Troisième observation : L’asphyxie du Mali pourrait également profiter aux réseaux de trafic terrestres clandestins des pays voisins au détriment du PAD. Ces nouvelles voies de substitution risquent d’être un premier choix compétitif au retour du fonctionnement normal.

Quatrième observation : L’asphyxie du Mali pourrait fortement aggraver les flux migratoires des personnes démunies vers le Sénégal dans un contexte pandémique de tous les dangers. Les premiers points d’accès seraient, le cas échéant, les contrées du pays où la prise de conscience par rapport à la pandémie est plus faible et où le plateau technique médical est moins relevé.

Ces enjeux économiques, sécuritaires et sanitaires doivent être au centre de nos choix géopolitiques pour un  retour de la paix au Mali. 
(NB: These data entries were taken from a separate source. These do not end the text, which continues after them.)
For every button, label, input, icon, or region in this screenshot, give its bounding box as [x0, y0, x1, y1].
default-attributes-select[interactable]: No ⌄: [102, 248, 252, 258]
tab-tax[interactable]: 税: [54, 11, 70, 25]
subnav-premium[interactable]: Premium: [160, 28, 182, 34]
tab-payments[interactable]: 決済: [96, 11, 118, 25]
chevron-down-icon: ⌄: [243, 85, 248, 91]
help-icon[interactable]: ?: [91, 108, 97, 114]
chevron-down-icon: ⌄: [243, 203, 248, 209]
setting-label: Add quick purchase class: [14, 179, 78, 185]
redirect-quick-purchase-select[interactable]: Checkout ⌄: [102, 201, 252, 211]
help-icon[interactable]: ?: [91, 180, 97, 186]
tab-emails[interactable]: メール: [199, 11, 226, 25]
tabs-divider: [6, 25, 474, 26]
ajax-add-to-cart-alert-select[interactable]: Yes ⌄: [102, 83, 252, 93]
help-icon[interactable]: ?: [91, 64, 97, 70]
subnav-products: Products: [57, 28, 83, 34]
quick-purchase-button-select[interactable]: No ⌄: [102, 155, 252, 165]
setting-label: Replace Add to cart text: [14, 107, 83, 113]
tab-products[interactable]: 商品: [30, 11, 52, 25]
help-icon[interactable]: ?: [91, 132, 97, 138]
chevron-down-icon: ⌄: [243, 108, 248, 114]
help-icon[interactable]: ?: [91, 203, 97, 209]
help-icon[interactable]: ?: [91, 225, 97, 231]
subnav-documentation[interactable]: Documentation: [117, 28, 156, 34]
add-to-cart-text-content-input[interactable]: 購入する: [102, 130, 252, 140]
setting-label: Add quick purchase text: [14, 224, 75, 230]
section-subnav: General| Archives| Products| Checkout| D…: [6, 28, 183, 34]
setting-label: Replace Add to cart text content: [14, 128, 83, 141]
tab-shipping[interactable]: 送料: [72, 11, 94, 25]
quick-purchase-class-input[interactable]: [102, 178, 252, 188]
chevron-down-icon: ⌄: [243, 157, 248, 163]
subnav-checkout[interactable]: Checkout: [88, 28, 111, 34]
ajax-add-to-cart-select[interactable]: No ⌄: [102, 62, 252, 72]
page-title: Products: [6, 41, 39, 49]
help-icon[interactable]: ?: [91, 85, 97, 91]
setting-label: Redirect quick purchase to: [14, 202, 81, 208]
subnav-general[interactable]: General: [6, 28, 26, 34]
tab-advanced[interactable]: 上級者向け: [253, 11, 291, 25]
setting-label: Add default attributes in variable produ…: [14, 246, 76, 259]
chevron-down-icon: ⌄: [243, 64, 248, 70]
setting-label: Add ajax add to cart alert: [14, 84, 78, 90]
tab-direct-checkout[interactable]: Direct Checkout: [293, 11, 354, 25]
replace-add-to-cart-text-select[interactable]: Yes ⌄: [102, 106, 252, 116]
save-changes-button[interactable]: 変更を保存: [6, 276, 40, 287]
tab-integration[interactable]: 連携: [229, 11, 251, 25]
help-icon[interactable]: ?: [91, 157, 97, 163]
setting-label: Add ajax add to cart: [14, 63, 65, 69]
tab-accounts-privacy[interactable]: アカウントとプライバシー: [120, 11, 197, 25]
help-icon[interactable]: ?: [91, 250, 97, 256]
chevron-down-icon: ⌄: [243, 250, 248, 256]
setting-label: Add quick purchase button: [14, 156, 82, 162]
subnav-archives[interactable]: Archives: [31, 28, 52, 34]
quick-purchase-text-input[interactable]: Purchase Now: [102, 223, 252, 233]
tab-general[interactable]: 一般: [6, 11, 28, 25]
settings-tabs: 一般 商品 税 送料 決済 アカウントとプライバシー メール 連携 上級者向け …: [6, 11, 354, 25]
Le Mali est devenu une marmite bouillante au chevet de laquelle le Sénégal se trouve. Elle n’a pas besoin de couvercle. Des manoeuvres inopportunes et égoïstes s’appuyant sur des instruments internationaux avec la complicité de certains dirigeants sous régionaux pour des intérêts inavoués sont en train d’appuyer ce couvercle dont l’éclatement n’épargnera ni le Mali, ni aucun de ses voisins et des ressortissants qu’ils abritent, ni le monde d’ailleurs face à la guerre asymétrique de plus en plus incontrôlable.